I shrug and watch the waves crash against the shore in a steady, hypnotic beat. “Yeah, I mean, you never tried to reach back out once you left. I thought you abandoned me just like everyone else.”
“I couldn’t take you with me,” he argues, but it lacks his usual hardness. “You were too young, and I was a kid myself.”
“I know.Logically, I know that.” Emotionally, the wound is still more tender than I thought. Reid looked out for me that year we lived together more than anyone ever had in my life. Not my biological mother who got pregnant with me when she was fifteen and was shunned from her family, church, and community. Not my aunt and uncle who took me in to try to keep up appearances for the rest of my family, until they decided I wasn’t worth the stain on their names too, and certainly not Gina and Patrick.
But I shouldn’t hold him to the same standards that I hold the actual adults in my life that failed me. He’s right. He was a kid himself, and he did all that he could for me.
The idea that he sent money back for me for college? All this time when I thought he never looked back?
I chew on my lip and force the burn in my throat down.
“Do you still talk to them?” he asks.
“Not since the day I moved out.”
He looks over at me, his cold eyes calculating. “Good.”
“I wonder if they ever think about us.” Or my mother, or his. If any of the ones who left us along the way do.
He laughs bitterly. “I hope they do, every time they turn on the damn radio and hear one of my songs. I hope they think about me and wish that they had stuck around long enough to try to leech off of me. Not that I’d give any of them another fucking cent, but I just want the opportunity to spit in their faces.”
“I’m sorry they took all the money from you.” Guilt that doesn’t belong to me heats my cheeks. “If I would’ve known?—”
“You have nothing to apologize for, so don’t,” he cuts me off.
“Was it a lot?” I hesitate to ask but do anyway. I can’t help it; I’m curious.
He rubs the back of his neck. “Enough for you to have gone through vet school, if that’s what you still wanted to do when you graduated.”
The breath is knocked from my lungs like a physical blow hit me square in the chest.
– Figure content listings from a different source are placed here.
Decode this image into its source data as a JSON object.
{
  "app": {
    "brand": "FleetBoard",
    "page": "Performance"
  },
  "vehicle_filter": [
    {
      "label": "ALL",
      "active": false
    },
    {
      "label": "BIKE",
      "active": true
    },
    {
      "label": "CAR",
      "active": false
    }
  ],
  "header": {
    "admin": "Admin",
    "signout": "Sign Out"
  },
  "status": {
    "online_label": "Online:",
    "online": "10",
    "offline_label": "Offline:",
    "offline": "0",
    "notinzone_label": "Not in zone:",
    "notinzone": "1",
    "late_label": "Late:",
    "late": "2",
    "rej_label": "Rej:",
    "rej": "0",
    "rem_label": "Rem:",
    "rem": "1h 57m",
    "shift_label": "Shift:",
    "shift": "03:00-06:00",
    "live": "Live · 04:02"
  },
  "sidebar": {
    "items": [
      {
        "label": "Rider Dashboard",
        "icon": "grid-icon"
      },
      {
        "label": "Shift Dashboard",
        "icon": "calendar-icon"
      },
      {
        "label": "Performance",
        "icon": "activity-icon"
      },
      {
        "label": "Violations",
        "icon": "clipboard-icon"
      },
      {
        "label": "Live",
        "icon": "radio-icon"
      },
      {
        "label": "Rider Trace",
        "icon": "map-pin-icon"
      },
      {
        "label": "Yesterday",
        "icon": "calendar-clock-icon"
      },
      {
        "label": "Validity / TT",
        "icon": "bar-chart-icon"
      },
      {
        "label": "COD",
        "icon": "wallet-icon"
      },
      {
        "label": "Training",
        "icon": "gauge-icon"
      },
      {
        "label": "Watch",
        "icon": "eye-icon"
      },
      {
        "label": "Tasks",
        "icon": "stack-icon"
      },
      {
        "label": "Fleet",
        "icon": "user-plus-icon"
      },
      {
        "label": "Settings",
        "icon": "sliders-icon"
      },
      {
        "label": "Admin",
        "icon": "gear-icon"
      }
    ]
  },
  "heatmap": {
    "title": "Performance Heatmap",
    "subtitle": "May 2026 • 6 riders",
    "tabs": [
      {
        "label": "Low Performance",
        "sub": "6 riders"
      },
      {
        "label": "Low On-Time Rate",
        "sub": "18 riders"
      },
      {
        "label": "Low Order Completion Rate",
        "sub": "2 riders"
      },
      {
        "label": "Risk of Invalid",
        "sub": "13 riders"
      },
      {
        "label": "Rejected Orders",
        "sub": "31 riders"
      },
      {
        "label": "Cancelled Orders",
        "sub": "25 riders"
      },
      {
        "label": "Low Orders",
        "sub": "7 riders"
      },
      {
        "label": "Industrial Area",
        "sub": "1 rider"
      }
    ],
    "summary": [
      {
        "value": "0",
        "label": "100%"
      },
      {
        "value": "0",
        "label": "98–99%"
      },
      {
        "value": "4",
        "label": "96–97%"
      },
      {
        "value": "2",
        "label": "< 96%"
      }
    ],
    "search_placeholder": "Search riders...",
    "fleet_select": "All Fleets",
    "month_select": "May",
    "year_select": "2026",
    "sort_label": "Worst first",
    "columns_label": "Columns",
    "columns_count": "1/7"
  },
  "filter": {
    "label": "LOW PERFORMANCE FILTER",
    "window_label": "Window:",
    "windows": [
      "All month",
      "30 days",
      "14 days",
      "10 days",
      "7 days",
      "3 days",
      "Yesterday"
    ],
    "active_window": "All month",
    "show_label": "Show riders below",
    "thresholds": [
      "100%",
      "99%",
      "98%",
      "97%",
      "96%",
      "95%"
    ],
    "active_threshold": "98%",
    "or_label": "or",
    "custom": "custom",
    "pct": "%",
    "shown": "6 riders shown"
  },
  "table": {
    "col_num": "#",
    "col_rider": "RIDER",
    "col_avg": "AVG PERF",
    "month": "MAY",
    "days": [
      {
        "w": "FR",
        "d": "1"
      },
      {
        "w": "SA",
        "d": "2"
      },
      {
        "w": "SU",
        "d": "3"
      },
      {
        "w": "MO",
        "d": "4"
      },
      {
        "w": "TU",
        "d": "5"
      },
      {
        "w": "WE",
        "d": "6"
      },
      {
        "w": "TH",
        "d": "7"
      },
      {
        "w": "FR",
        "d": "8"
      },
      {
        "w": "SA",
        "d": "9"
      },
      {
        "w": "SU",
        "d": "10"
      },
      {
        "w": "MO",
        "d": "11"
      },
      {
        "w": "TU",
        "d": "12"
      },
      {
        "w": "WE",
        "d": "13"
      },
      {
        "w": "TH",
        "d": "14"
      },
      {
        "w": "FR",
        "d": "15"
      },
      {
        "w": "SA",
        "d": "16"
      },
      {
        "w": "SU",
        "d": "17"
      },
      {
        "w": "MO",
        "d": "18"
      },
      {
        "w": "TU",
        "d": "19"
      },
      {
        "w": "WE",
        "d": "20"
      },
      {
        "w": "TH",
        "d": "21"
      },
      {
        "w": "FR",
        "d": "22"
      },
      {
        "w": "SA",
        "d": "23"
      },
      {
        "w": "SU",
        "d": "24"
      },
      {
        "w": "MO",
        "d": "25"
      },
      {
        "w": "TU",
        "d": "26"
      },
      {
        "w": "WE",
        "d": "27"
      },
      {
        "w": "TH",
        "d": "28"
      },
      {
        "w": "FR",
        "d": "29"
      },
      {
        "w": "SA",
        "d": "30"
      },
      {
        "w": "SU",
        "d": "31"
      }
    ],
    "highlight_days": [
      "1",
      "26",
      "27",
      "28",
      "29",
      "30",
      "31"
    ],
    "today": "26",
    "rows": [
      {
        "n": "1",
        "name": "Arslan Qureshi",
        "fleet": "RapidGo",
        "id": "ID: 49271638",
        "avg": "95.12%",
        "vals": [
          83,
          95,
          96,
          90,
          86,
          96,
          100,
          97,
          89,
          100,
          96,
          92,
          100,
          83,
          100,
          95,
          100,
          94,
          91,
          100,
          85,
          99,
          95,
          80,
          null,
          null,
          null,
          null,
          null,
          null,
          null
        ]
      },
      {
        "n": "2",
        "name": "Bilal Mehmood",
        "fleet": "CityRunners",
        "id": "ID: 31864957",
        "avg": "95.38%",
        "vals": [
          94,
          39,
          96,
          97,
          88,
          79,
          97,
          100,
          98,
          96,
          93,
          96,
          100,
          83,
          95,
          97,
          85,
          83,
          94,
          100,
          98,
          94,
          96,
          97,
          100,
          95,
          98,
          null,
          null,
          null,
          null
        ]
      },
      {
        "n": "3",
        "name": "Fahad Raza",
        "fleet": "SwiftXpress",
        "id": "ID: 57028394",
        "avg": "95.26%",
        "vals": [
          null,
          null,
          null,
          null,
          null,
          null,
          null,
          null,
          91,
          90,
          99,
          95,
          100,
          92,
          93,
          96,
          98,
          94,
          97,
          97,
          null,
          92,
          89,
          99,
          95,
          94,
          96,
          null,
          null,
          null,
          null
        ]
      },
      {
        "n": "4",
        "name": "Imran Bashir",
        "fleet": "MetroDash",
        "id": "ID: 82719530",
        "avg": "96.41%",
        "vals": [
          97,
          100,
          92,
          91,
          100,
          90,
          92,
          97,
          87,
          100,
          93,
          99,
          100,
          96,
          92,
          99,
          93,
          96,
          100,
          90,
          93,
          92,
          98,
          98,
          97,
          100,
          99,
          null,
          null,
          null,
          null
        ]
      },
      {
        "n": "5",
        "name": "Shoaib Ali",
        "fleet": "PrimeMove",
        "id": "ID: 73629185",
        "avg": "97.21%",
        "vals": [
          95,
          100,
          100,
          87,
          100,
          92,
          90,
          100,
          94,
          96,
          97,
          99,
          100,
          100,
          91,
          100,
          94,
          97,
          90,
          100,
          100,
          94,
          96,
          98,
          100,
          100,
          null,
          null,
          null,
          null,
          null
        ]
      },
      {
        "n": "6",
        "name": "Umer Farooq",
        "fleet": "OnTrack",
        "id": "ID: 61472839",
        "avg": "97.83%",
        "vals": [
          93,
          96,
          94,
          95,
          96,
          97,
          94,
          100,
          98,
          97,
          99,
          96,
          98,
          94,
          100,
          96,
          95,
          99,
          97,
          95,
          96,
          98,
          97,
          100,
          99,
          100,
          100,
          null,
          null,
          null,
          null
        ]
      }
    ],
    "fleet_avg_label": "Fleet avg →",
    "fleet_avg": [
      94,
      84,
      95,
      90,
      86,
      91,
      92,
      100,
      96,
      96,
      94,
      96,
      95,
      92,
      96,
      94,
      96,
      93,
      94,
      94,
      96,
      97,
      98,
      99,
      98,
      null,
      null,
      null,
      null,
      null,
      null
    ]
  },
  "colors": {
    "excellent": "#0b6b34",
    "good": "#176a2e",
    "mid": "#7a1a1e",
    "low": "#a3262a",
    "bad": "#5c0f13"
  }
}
That amount of money…of his money, that he selflessly tried to give me.
“Oh my god,” I choke.
“Yeah,” he says between clenched teeth. “I should sue the fuckers for it.”
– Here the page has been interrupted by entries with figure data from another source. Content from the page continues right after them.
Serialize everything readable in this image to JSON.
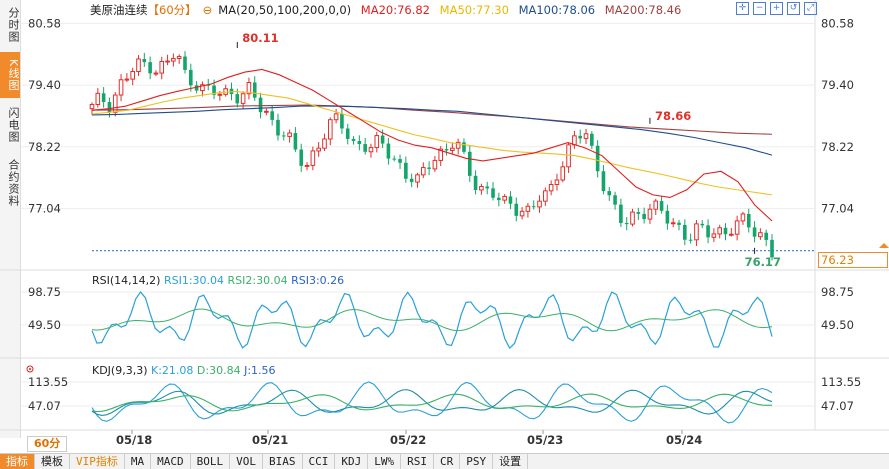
{
  "sidebar": {
    "tabs": [
      {
        "label": "分时图",
        "active": false
      },
      {
        "label": "K线图",
        "active": true
      },
      {
        "label": "闪电图",
        "active": false
      },
      {
        "label": "合约资料",
        "active": false
      }
    ]
  },
  "legend": {
    "instrument": "美原油连续",
    "period": "【60分】",
    "ma_label": "MA(20,50,100,200,0,0)",
    "ma20": "MA20:76.82",
    "ma50": "MA50:77.30",
    "ma100": "MA100:78.06",
    "ma200": "MA200:78.46"
  },
  "colors": {
    "up": "#e0302a",
    "down": "#13a56a",
    "ma20": "#e02020",
    "ma50": "#f0c020",
    "ma100": "#1f4e8c",
    "ma200": "#a04040",
    "rsi1": "#2aa0d8",
    "rsi2": "#3cb06a",
    "rsi3": "#2a62c8",
    "accent": "#f08a2a"
  },
  "price_axis": {
    "ticks": [
      "80.58",
      "79.40",
      "78.22",
      "77.04"
    ]
  },
  "annotations": {
    "high": "80.11",
    "mid_high": "78.66",
    "low": "76.17",
    "current_price": "76.23"
  },
  "rsi": {
    "label": "RSI(14,14,2)",
    "rsi1": "RSI1:30.04",
    "rsi2": "RSI2:30.04",
    "rsi3": "RSI3:0.26",
    "ticks": [
      "98.75",
      "49.50"
    ]
  },
  "kdj": {
    "label": "KDJ(9,3,3)",
    "k": "K:21.08",
    "d": "D:30.84",
    "j": "J:1.56",
    "ticks": [
      "113.55",
      "47.07"
    ]
  },
  "dates": [
    "05/18",
    "05/21",
    "05/22",
    "05/23",
    "05/24"
  ],
  "period_button": "60分",
  "toolbar": {
    "tools": [
      "crosshair-icon",
      "zoom-out-icon",
      "zoom-in-icon",
      "reset-icon",
      "fullscreen-icon"
    ],
    "bottom": [
      {
        "label": "指标",
        "active": true
      },
      {
        "label": "模板"
      },
      {
        "label": "VIP指标",
        "vip": true
      },
      {
        "label": "MA"
      },
      {
        "label": "MACD"
      },
      {
        "label": "BOLL"
      },
      {
        "label": "VOL"
      },
      {
        "label": "BIAS"
      },
      {
        "label": "CCI"
      },
      {
        "label": "KDJ"
      },
      {
        "label": "LW%"
      },
      {
        "label": "RSI"
      },
      {
        "label": "CR"
      },
      {
        "label": "PSY"
      },
      {
        "label": "设置"
      }
    ]
  },
  "chart_data": {
    "type": "candlestick",
    "price_range": [
      75.9,
      80.8
    ],
    "key_points": [
      {
        "index": 25,
        "price": 80.11,
        "label": "high"
      },
      {
        "index": 96,
        "price": 78.66,
        "label": "local-high"
      },
      {
        "index": 114,
        "price": 76.17,
        "label": "low"
      }
    ],
    "close_path": [
      78.95,
      79.15,
      79.05,
      79.4,
      79.6,
      79.75,
      79.85,
      79.7,
      79.8,
      80.0,
      79.6,
      79.5,
      79.3,
      79.25,
      79.2,
      79.3,
      79.2,
      79.3,
      78.95,
      78.8,
      78.6,
      78.4,
      78.0,
      77.85,
      78.2,
      78.5,
      78.7,
      78.6,
      78.3,
      78.3,
      78.15,
      78.3,
      78.1,
      77.9,
      77.6,
      77.5,
      77.9,
      78.1,
      78.15,
      78.3,
      77.95,
      77.6,
      77.4,
      77.3,
      77.1,
      77.15,
      77.05,
      76.95,
      77.2,
      77.3,
      77.8,
      78.1,
      78.4,
      78.45,
      78.0,
      77.5,
      77.0,
      76.7,
      76.9,
      77.0,
      77.05,
      76.95,
      76.8,
      76.7,
      76.5,
      76.6,
      76.55,
      76.65,
      76.6,
      76.7,
      76.75,
      76.65,
      76.55,
      76.2
    ],
    "ma20": [
      78.92,
      78.95,
      79.0,
      79.1,
      79.2,
      79.28,
      79.35,
      79.42,
      79.55,
      79.65,
      79.7,
      79.6,
      79.45,
      79.3,
      79.1,
      78.9,
      78.7,
      78.5,
      78.35,
      78.25,
      78.2,
      78.1,
      78.0,
      77.95,
      78.0,
      78.05,
      78.1,
      78.2,
      78.3,
      78.2,
      78.05,
      77.75,
      77.45,
      77.3,
      77.25,
      77.4,
      77.7,
      77.75,
      77.55,
      77.1,
      76.8
    ],
    "ma50": [
      78.85,
      78.88,
      78.92,
      79.0,
      79.08,
      79.15,
      79.2,
      79.25,
      79.28,
      79.25,
      79.2,
      79.15,
      79.05,
      78.95,
      78.85,
      78.75,
      78.65,
      78.55,
      78.45,
      78.38,
      78.3,
      78.25,
      78.2,
      78.15,
      78.12,
      78.1,
      78.08,
      78.05,
      77.98,
      77.9,
      77.82,
      77.75,
      77.68,
      77.6,
      77.52,
      77.45,
      77.4,
      77.35,
      77.3
    ],
    "ma100": [
      78.83,
      78.84,
      78.86,
      78.88,
      78.9,
      78.93,
      78.95,
      78.97,
      79.0,
      79.0,
      78.99,
      78.97,
      78.95,
      78.92,
      78.9,
      78.85,
      78.8,
      78.75,
      78.7,
      78.65,
      78.6,
      78.55,
      78.48,
      78.4,
      78.3,
      78.2,
      78.06
    ],
    "ma200": [
      78.92,
      78.93,
      78.95,
      78.97,
      79.0,
      79.01,
      79.02,
      79.0,
      78.97,
      78.92,
      78.88,
      78.83,
      78.78,
      78.72,
      78.66,
      78.6,
      78.56,
      78.52,
      78.48,
      78.46
    ]
  }
}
“I wanna sue them for it,” I half tease. “Especially with my loan payments coming out of my checking account every month for a degree I didn’t even get to finish.”
He cocks his head. “You went to vet school?”
A choked laugh bursts from my throat. “No. I’d never beable to handle the sad parts of that job, and as you now know, I knew I didn’t have the money for it.”
He swallows thickly.
“Once I moved out here, I went to a small community college for a business degree, but I only made it through the first two years before I dropped out.”
“Why?”
A simple question with a complicated answer. “I was lost.” Still kind of am I guess.Maybe a little bit like him. “I was pouring money into it and racking up loans, all for a degree that I didn’t even really want.” I only chose business because I thought I needed to go to college and have that slip of paper, not because I had any idea of what I wanted to do.
Still don’t.
“So I decided to cut my losses, Kevin offered me full-time hours at On Tap, and I figured once I decided what I wanted to do, I’d go back.”
Reid narrows his eyes on me in a way that heats my blood. “But you haven’t.”
“It’s only been a little over a year since I dropped out,” I argue.
He nods to himself. “Fair enough. How much debt did you rack up?”